A book that came to me for review in CHANCE and that came completely unannounced is Andris Abakuks’ The Synoptic Problem and Statistics. “Unannounced” in that I had not heard so far of the synoptic problem. This problem is one of ordering and connecting the gospels in the New Testament, more precisely the “synoptic” gospels attributed to Mark, Matthew and Luke, since the fourth canonical gospel of John is considered by experts to be posterior to those three. By considering overlaps between those texts, some statistical inference can be conducted and the book covers (some of?) those statistical analyses for different orderings of ancestry in authorship. My overall reaction after a quick perusal of the book over breakfast (sharing bread and fish, of course!) was to wonder why there was no mention made of a more global if potentially impossible approach via a phylogeny tree considering the three (or more) gospels as current observations and tracing their unknown ancestry back just as in population genetics. Not because ABC could then be brought into the picture. Rather because it sounds to me (and to my complete lack of expertise in this field!) more realistic to postulate that those gospels were not written by a single person. Or at a single period in time. But rather that they evolve like genetic mutations across copies and transmission until they got a sort of official status.
“Given the notorious intractability of the synoptic problem and the number of different models that are still being advocated, none of them without its deficiencies in explaining the relationships between the synoptic gospels, it should not be surprising that we are unable to come up with more definitive conclusions.” (p.181)

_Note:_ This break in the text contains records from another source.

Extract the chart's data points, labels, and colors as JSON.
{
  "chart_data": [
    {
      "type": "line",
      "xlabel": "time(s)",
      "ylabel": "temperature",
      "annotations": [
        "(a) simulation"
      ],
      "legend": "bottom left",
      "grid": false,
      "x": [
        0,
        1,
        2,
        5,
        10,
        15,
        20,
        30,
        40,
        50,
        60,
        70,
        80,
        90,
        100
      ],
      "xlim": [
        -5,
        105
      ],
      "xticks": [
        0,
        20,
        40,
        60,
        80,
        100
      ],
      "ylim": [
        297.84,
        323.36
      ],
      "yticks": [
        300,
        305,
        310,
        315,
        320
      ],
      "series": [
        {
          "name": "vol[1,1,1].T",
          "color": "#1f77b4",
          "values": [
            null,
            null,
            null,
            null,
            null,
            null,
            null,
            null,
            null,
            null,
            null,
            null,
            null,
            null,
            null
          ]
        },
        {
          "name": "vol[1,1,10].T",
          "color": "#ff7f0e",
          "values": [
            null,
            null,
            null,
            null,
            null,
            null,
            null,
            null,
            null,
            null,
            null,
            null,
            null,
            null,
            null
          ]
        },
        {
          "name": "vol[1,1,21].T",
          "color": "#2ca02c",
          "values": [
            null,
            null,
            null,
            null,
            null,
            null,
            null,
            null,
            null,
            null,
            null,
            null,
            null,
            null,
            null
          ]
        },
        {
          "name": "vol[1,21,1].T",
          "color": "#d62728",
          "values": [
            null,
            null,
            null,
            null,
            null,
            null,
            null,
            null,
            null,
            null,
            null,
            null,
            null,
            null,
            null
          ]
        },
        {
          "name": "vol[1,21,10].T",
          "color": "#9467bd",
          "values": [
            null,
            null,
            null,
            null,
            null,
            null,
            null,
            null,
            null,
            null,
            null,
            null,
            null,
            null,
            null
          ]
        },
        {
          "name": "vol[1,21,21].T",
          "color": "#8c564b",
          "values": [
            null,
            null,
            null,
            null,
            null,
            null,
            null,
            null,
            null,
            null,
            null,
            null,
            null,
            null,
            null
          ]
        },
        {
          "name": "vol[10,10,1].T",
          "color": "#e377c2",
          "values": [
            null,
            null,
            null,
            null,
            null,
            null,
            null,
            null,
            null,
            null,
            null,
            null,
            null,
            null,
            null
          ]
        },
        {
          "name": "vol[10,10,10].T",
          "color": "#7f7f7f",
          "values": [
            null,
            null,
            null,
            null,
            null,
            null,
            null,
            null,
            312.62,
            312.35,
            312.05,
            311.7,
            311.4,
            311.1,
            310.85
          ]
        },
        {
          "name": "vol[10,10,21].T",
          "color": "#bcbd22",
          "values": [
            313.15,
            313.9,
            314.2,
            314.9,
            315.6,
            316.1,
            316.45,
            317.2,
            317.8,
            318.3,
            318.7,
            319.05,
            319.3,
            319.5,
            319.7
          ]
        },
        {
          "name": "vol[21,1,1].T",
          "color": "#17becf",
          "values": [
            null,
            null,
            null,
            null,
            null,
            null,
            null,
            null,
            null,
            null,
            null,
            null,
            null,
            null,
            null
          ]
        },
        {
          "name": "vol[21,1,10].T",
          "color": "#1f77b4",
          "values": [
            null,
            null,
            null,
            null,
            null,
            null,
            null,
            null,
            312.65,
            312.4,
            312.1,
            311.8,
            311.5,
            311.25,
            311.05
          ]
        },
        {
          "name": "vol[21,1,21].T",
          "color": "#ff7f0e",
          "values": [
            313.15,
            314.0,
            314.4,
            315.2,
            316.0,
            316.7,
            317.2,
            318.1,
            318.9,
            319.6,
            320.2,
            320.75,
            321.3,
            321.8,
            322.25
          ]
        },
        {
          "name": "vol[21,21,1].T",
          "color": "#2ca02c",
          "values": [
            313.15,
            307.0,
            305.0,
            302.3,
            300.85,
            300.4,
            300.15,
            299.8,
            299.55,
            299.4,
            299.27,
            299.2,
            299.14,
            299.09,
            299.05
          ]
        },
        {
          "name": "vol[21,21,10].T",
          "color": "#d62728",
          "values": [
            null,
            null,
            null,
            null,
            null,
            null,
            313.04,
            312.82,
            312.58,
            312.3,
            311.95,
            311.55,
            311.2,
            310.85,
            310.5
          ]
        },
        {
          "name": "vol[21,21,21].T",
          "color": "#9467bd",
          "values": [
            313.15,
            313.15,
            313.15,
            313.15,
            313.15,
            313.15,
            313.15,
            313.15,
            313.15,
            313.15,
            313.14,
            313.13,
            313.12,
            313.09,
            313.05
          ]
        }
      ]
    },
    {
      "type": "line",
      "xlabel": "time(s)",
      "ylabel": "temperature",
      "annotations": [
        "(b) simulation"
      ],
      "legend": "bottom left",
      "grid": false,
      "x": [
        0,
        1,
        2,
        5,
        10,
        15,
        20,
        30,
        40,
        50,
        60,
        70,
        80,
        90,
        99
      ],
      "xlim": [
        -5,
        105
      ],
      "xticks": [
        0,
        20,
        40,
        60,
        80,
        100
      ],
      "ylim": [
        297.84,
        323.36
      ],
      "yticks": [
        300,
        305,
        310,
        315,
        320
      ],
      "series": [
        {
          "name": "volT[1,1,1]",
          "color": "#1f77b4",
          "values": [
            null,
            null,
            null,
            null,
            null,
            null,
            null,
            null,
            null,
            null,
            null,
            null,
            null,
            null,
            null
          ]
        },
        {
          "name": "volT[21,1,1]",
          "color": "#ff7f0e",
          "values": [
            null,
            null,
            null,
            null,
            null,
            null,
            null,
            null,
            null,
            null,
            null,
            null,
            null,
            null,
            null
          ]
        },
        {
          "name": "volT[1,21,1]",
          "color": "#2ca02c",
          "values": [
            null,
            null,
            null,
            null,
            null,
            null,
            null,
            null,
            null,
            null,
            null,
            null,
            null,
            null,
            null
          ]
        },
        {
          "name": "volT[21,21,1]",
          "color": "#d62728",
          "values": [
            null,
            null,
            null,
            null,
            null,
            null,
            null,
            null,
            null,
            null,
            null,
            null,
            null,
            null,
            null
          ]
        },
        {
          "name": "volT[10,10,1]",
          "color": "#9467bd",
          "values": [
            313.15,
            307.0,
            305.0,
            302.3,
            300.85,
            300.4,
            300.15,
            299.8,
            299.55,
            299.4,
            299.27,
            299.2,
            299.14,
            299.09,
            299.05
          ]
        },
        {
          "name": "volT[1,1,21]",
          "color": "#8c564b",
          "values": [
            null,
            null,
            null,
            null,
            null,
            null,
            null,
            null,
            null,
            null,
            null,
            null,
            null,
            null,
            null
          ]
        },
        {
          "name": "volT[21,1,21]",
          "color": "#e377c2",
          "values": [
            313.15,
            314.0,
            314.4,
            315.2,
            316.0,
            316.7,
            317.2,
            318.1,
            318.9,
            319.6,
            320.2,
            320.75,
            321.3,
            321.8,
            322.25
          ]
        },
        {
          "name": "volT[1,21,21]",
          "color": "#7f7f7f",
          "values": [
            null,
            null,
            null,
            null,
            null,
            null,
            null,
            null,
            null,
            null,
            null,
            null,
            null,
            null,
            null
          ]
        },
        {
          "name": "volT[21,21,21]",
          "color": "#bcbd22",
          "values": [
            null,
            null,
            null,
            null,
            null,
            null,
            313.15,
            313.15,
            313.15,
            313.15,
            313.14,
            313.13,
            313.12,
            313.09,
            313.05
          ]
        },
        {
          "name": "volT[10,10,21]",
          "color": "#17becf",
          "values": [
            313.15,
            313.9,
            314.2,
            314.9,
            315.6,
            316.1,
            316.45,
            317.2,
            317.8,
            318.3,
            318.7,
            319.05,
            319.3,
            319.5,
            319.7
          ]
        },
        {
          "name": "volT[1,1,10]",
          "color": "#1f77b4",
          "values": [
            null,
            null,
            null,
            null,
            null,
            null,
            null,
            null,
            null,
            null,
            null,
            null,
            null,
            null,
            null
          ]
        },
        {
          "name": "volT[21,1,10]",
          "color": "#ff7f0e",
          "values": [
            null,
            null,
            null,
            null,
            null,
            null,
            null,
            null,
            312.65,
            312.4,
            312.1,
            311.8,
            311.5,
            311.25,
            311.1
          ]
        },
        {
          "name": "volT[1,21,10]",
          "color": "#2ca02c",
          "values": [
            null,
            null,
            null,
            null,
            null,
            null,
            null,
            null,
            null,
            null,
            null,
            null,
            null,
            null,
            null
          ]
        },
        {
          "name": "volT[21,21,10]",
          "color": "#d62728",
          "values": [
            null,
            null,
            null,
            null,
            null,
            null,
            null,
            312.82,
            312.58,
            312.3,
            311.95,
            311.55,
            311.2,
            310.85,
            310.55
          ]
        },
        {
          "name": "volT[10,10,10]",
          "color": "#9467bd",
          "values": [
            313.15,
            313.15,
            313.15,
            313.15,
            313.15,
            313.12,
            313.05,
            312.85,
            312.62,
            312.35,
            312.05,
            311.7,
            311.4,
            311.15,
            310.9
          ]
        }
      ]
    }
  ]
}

The book by Abakuks goes instead through several modelling directions, from logistic regression using variable length Markov chains [to predict agreement between two of the three texts by regressing on earlier agreement] to hidden Markov models [representing, e.g., Matthew’s use of Mark], to various independence tests on contingency tables, sometimes bringing into the model an extra source denoted by Q. Including some R code for hidden Markov models. Once again, from my outsider viewpoint, this fragmented approach to the problem sounds problematic and inconclusive. And rather verbose in extensive discussions of descriptive statistics. Not that I was expecting a sudden Monty Python-like ray of light and booming voice to disclose the truth! Or that I crave for more p-values (some may be found hiding within the book). But I still wonder about the phylogeny… Especially since phylogenies are used in text authentication as pointed out to me by Robin Ryder for Chauncer’s Canterbury Tales.